Dr Herrera expressed excitement about these data. "I am convinced of the potential of checkpoint inhibitors in salvaging these patients who fail allogeneic stem cell transplantation ― so much so that we will now be participating in the next part of the study that will be starting later this year," he told Medscape Medical News.

There is a theoretical concern that PD-1 inhibitors may be associated with a higher rate of GVHD, Dr Davids pointed out. The concern arises from murine models showing higher GVHD with PD-1 blockade. "We don't know yet whether nivolumab or ipilimumab would be better for patients who relapse following allogeneic transplantation, or whether the combination would be tolerable and possibly even more efficacious," he said.

"This study is a critical first step to demonstrate safety and tolerability as well as efficacy of checkpoint inhibition in the allogeneic transplantation setting," Dr Herrera said.

"With the more favorable toxicity profile observed with PD-1 inhibitors relative to CTLA4 [cytotoxic T-lymphocyte-associated protein 4] blockade, there is a tremendous opportunity to evaluate whether PD-1 inhibitors can produce the same or better responses with less toxicity," he noted.

Finally, Dr Thanarajasingam noted that clinical trials of immune-activating therapies typically exclude patients who have received a transplant. "We now have a precedent not to preclude these patients from clinical trials of immune checkpoint blockade," she said.

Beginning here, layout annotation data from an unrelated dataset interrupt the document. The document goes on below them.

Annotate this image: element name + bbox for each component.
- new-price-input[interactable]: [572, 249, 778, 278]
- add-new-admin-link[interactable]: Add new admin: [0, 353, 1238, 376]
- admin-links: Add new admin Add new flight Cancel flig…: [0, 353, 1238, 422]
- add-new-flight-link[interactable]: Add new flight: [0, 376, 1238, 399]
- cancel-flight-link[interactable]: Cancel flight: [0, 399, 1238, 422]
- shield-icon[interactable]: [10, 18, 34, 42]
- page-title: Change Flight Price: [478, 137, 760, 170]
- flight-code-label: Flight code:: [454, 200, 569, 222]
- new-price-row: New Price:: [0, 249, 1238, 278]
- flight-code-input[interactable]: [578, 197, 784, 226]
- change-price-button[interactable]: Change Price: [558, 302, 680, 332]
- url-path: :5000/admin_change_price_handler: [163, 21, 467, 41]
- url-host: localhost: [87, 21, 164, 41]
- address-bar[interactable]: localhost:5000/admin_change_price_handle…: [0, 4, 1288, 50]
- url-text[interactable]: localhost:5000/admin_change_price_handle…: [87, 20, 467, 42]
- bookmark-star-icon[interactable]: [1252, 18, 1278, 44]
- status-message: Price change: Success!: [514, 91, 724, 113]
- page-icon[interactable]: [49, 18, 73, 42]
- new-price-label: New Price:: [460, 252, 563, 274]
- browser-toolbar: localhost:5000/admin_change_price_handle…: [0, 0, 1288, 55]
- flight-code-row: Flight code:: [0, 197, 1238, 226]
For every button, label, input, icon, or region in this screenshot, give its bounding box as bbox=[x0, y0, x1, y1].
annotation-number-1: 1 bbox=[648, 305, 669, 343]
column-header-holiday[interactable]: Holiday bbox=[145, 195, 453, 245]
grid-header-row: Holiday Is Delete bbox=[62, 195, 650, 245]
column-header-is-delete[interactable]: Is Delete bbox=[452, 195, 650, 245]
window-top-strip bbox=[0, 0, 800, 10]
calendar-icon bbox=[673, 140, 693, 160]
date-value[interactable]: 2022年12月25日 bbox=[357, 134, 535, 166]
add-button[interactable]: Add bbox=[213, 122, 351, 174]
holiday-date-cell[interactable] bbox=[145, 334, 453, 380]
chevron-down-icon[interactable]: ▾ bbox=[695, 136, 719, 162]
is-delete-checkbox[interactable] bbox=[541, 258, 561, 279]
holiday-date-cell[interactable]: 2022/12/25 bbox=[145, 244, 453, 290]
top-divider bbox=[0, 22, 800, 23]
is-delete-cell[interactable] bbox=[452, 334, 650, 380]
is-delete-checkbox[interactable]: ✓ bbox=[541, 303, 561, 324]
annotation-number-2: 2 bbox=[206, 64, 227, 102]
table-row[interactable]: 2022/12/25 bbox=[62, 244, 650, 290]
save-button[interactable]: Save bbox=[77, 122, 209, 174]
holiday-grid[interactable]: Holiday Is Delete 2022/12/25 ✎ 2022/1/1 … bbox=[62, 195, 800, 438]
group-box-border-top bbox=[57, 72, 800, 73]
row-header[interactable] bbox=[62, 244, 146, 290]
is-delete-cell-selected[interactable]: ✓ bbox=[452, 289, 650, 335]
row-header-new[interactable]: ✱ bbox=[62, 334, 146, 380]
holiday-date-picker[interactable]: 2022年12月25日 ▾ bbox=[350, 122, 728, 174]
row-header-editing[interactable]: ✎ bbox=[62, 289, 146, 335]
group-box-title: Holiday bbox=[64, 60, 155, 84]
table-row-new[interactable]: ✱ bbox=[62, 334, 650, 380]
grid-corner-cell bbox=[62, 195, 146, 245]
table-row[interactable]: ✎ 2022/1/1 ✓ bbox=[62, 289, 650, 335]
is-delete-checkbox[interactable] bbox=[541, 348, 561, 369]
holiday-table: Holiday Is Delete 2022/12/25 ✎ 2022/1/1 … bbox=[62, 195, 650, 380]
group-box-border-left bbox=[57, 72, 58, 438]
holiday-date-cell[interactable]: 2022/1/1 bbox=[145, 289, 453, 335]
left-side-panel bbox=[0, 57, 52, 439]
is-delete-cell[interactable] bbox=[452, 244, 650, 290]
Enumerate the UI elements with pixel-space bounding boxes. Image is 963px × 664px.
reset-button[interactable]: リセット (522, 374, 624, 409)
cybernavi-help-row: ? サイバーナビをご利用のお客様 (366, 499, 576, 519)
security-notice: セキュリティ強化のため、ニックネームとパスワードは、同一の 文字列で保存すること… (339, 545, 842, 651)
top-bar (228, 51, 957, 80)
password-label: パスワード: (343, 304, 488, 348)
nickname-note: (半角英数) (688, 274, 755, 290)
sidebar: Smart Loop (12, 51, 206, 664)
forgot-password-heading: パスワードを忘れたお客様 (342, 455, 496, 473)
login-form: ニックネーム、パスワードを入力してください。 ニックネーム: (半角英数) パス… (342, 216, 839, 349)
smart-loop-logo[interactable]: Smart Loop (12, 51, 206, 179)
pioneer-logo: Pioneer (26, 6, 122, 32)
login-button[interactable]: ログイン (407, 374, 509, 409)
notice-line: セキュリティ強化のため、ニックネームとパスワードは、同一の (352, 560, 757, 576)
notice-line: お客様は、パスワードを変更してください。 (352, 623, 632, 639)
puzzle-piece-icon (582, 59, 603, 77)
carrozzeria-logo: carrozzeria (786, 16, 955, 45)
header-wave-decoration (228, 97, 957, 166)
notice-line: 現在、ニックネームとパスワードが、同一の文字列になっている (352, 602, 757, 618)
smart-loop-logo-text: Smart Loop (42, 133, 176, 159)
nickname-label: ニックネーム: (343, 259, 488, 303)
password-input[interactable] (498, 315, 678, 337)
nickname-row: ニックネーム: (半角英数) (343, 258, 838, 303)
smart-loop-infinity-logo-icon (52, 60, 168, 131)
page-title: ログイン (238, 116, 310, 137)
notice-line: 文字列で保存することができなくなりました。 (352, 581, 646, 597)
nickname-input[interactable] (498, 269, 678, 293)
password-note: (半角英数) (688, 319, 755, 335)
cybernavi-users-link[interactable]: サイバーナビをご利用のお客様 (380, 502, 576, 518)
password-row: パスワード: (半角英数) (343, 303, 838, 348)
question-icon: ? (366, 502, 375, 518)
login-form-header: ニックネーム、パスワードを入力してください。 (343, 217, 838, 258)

The study was supported by grants from the National Institutes of Health, the Cancer Therapy Evaluation Program of the National Cancer Institute, the Leukemia and Lymphoma Society Therapy Accelerator Program, the Pasquarello Tissue Bank, and the Department of Medical Oncology and Center for Immuno-Oncology of the Dana–Farber Cancer Institute. Dr Davids and Dr Thanarajasingan have disclosed no relevant financial relationships. Dr Herrera has received research funding from Merck, Genentech/Roche, Pharmacyclics, Immune Design, and Seattle Genetics.